AI Window is a minimalist, transparent window assistant that combines real-time voice interaction with immersive background scenes. Powered by Gemini Live and YouTube, it allows you to transform your workspace with just a voice command.
- Real-time Voice Interaction: Bidirectional streaming using
gemini-2.5-flash-native-audio-preview. - Smart Scene Switching: Automatically searches and plays YouTube 4K window views (e.g., "Rainy London", "Swiss Alps") based on conversation keywords.
- Intelligent Audio Management:
- Auto-Pause: Background music/video automatically pauses when you start talking to the AI.
- Auto-Resume: Background audio resumes seamlessly once the conversation ends.
- Jitter Buffer: Advanced latency management to prevent audio stuttering during network bursts.
- Minimalist UI: A sleek, transparent, and "always-on-top" PyQt6 interface.
- Auto Mic Closure: The assistant automatically closes the microphone 6 seconds after a search command is detected, allowing it to finish its verbal confirmation.
- Python 3.10+
- FFmpeg: Required for audio processing.
- MPV: Required for background video playback.
- yt-dlp: Required for searching YouTube content.
- Dependencies:
pip install PyQt6 google-genai nest_asyncio
- Get a Gemini API Key: Visit the Google AI Studio to get your key.
- Set Environment Variable:
export GEMINI_API_KEY='your_api_key_here'
- Launch the Application:
Everything is automated via the start script. Simply run:
This script will automatically clear previous sockets, start MPV in the background with a default rainy scene, launch the AI UI, and clean up processes upon exit.

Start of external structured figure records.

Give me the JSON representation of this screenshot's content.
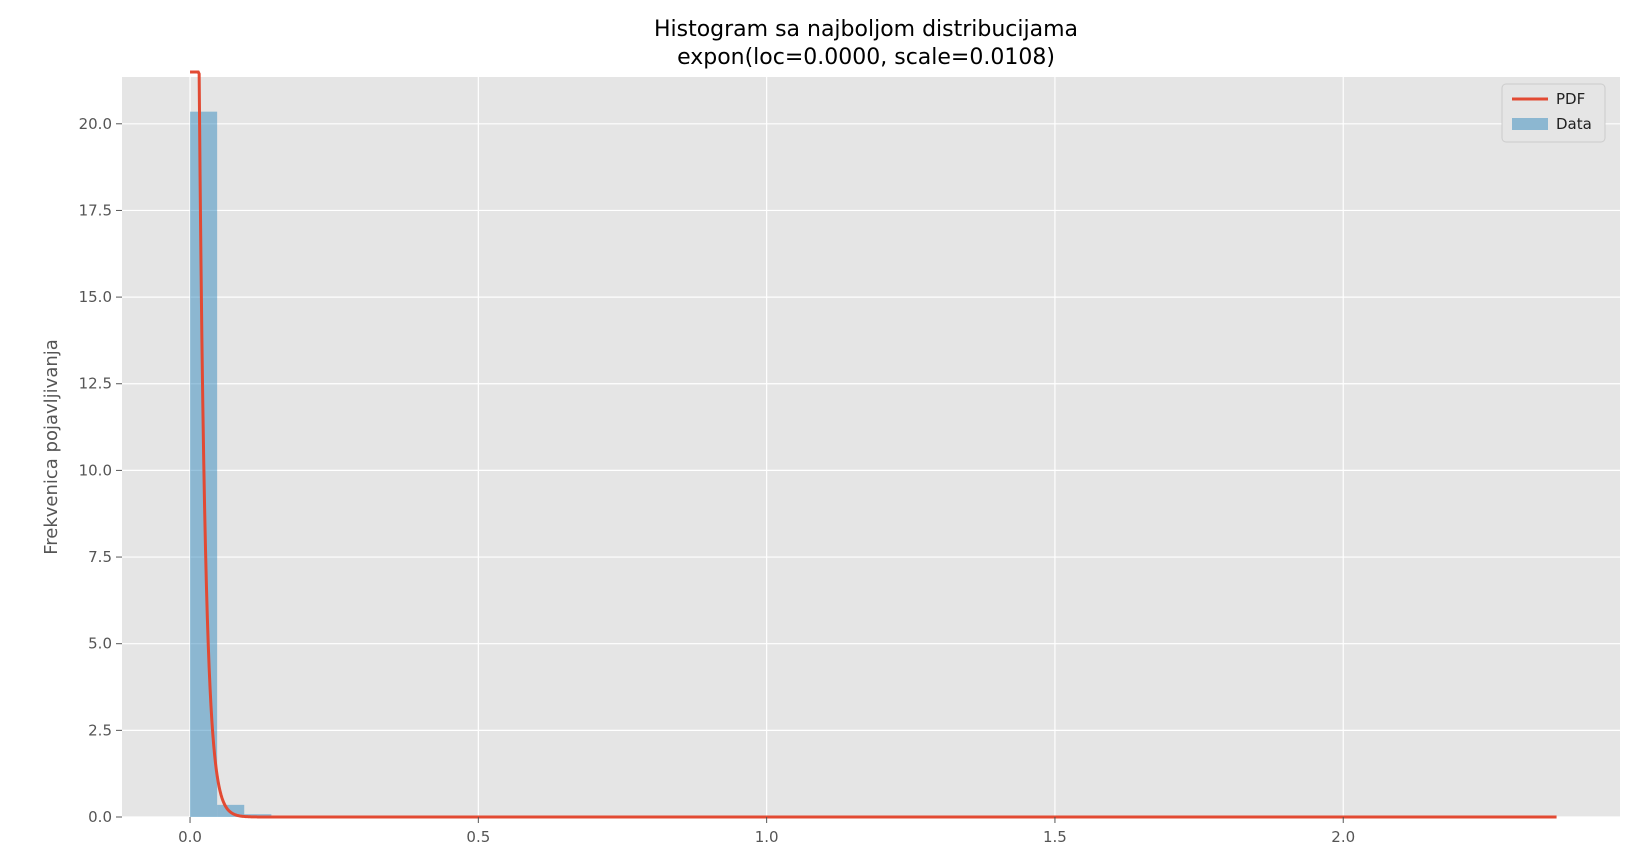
{
  "chart_data": {
    "type": "bar",
    "title": "Histogram sa najboljom distribucijama",
    "subtitle": "expon(loc=0.0000, scale=0.0108)",
    "xlabel": "",
    "ylabel": "Frekvenica pojavljivanja",
    "xlim": [
      -0.118,
      2.48
    ],
    "ylim": [
      0,
      21.35
    ],
    "x_ticks": [
      0.0,
      0.5,
      1.0,
      1.5,
      2.0
    ],
    "x_tick_labels": [
      "0.0",
      "0.5",
      "1.0",
      "1.5",
      "2.0"
    ],
    "y_ticks": [
      0.0,
      2.5,
      5.0,
      7.5,
      10.0,
      12.5,
      15.0,
      17.5,
      20.0
    ],
    "y_tick_labels": [
      "0.0",
      "2.5",
      "5.0",
      "7.5",
      "10.0",
      "12.5",
      "15.0",
      "17.5",
      "20.0"
    ],
    "grid": true,
    "legend_position": "top-right",
    "histogram": {
      "name": "Data",
      "bin_edges": [
        0.0,
        0.047,
        0.094,
        0.141,
        0.188
      ],
      "values": [
        20.35,
        0.35,
        0.08,
        0.02
      ]
    },
    "pdf": {
      "name": "PDF",
      "distribution": "expon",
      "loc": 0.0,
      "scale": 0.0108,
      "x_range": [
        0.0,
        2.37
      ]
    },
    "colors": {
      "pdf": "#e24a33",
      "data": "#348abd",
      "plot_background": "#e5e5e5",
      "grid": "#ffffff"
    }
  }
}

chmod +x start_window.sh ./start_window.sh
The aiwin.desktop file allows you to launch the AI Window directly from your Ubuntu desktop with a single click.
- Configure Paths: Open
aiwin.desktopand update theExecandIconpaths to match your local project directory (e.g., replace/home/weafon/aiwindow/with your actual path). - Deployment: Copy the file to your desktop:
cp aiwin.desktop ~/Desktop/ - Permissions: Right-click the file on your desktop and select "Allow Launching".
- Voice Command: Click the 🎤 button to start a Live session.
- Switch Scenes: Tell the AI something like:
- "I want to see the rainy streets of London."
- "Show me a snowy mountain view."
- "帮我换成日本街道的风景" (Support for Traditional Chinese).
- Text Entry: You can also type commands into the input field at the bottom.
- Exit: Click the '✕' or press
Esc.
The send2mpv extension allows you to send any YouTube video you are currently watching in Chrome directly to the AI Window for remote playback.
- Installation:
- Open Chrome and navigate to
chrome://extensions/. - Enable "Developer mode" in the top right corner.
- Click "Load unpacked" and select the
send2mpvdirectory from this project.
- Open Chrome and navigate to
- Configuration:
- Open
send2mpv/background.js. - Update
targetIpwith the IP address of the machine running the AI Window. - (Optional) Update
targetPortif you changed the default port (9998).
- Open
- Usage:
- Click the extension icon while on a YouTube video page to send it to the AI Window. The local video will automatically pause.
- Audio Configuration:
- Recording: 16kHz, 16-bit PCM.
- Playback: 24kHz, 16-bit PCM (standard for Gemini Live output).
- Jitter Buffer: Built with a 5-second burst tolerance and 20ms check intervals to ensure smooth playback regardless of network conditions.
- Device Selection: Automatically prioritizes external microphones (USB Audio, ConferenceCam) for better voice quality.
This project is for demonstration and personal use. Powered by Google Gemini.